Even his blood brother, guitarist Ace Frehley, for whom Criss repeatedly professes undying love, is a greedy asshole who betrayed him (not to mention implying some bedroom shenanigans happened involving Criss’s manhood and Frehley’s mouth!). His bitterness over Frehley’s “betrayal” seems to stem from the one getting paid more money than the other per show on the band’s reunion tour… it doesn’t seem enough to warrant the vitriol on offer.

He feels unjustly tainted by the ‘drug addict’ brush following the events of the Seventies, even when he was still using in the Nineties.  Again, there is a child-like refusal to admit where he’s at fault, and that there are repurcussions to his actions.

More recently Criss married his soulmate, and successfully beat breast cancer, though even here he struggles to find forgiveness – his KISS bandmates “never even sent a get well card”.  Even his dentist donated money to a charity he was supporting, whilst his former band didn’t, he spits angrily.  When he found the news about the cancer he also admits to treating his wife terribly and they almost broke up, so it seems he may not have learnt enough lessons from his former mistakes…

There’s no denying that if even only half of this actually happened as described, that Simmons and Stanley could rightly be considered selfish, greedy and manipulative, though there are precious few people (fans included) who are going to be surprised at this news (Simmons famously and braggingly named his solo album Asshole, after all).  Never-the-less, this reviewer found sympathy for Criss after putting the book down.  He may not have learnt enough from all those mistakes, but he seems to be genuinely trying, and his treatment by his ex-band members certainly constitutes emotionally abuse.

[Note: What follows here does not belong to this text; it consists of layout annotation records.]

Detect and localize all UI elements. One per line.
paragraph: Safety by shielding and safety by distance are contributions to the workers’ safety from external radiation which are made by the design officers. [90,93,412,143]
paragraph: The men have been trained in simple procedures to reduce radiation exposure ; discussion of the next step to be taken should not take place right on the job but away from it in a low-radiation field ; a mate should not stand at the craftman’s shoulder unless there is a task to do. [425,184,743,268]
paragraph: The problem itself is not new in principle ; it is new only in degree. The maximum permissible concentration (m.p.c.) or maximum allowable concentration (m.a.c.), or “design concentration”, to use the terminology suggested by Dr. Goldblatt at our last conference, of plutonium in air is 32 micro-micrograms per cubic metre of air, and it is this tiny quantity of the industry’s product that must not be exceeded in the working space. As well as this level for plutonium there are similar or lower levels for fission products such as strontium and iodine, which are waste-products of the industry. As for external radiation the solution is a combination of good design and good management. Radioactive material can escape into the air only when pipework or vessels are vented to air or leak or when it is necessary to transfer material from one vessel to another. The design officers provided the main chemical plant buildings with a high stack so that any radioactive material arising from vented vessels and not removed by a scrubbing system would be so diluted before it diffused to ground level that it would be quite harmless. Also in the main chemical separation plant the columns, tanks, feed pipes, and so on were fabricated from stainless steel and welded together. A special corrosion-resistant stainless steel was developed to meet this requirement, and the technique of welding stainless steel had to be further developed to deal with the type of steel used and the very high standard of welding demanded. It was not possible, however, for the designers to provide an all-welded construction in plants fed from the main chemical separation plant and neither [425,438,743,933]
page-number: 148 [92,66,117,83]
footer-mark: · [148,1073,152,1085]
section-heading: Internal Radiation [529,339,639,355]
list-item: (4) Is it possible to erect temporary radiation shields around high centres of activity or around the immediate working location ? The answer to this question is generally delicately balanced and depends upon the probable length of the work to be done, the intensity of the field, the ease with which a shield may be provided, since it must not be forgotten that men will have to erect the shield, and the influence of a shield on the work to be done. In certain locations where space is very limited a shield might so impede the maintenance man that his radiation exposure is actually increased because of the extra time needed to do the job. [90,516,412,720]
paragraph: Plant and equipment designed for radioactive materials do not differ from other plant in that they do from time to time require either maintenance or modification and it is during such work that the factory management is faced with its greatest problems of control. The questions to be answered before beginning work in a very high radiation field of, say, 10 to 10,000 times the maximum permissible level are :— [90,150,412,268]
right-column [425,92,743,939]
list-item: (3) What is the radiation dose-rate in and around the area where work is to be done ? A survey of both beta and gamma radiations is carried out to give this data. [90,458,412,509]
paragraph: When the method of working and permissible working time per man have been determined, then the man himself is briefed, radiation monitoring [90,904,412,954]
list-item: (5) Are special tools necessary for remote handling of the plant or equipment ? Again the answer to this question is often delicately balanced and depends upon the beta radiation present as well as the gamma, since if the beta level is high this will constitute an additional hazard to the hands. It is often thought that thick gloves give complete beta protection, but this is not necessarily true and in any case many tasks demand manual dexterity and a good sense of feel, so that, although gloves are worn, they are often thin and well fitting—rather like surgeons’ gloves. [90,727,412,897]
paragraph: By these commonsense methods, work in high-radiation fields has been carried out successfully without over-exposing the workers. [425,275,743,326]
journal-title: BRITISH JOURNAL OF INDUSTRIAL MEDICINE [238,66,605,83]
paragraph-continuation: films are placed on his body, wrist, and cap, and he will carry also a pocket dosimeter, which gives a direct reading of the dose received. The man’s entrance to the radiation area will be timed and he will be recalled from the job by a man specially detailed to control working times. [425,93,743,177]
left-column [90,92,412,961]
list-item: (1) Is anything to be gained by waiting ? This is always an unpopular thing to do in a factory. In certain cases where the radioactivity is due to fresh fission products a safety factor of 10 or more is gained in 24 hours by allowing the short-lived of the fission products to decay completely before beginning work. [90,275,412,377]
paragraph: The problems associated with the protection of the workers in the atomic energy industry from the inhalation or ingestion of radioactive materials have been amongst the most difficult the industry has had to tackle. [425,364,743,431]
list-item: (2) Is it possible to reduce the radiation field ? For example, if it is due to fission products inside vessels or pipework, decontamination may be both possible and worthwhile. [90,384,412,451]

Criss was nicknamed “the complainer” whilst in KISS, and if you can sidestep his whinging throughout Makeup To Breakup, then you should find it an enjoyable and eye-opening read.  For all it’s self-involvement and narcissism, he does seem to be brutally honest and forthright, and although Criss desperately wants to be liked, whether we do or not is irrelevant to enjoying reading about his experiences with his bandmates and on the road with KISS.